Brainstorming and Challenges with PPF stimulation

  • The key question to answer is; can we selectively stimulate the parasympathetic, sympathetic, or sensory trigeminal fibers within the PPF? Is there a specific set of stimulation parameters that can modulate one neural structure than the other?

  • What are the parameters to augment vs blocking the signals in those different fibers? Since the only cell bodies located in the SPG are the postganglionic parasympathetic neurons, can we presume that we always stimulate the parasympathetic system first before recruiting other nerve fibers?

Answering these questions will allow modulating or shifting the balance between the sympathetic and parasympathetic innervations of the cerebral vasculature, to selectively stimulate difference components of SPG and trigeminal system, and to find specific targets to manage separate clinical syndromes.

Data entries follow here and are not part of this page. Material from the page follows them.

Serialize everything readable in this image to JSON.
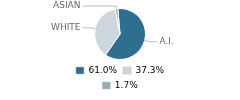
{
  "chart_data": {
    "type": "pie",
    "categories": [
      "A.I.",
      "WHITE",
      "ASIAN"
    ],
    "values": [
      61.0,
      37.3,
      1.7
    ],
    "value_labels": [
      "61.0%",
      "37.3%",
      "1.7%"
    ],
    "colors": [
      "#2e6e8e",
      "#ccd6dd",
      "#96adb8"
    ],
    "legend": "bottom"
  }
}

More animal and human data is needed to address the above questions. It is critical to know how to consistently shift the balance between the sympathetic and parasympathetic drives. Animal models can help us understand how to selectively modulate the autonomic fibers (sympathetic or parasympathetic) vs the trigeminal sensory fibers within the PPF. This might open a new horizon for the application of neuromodulation in various cerebrovascular as well as headache and facial pain disorders.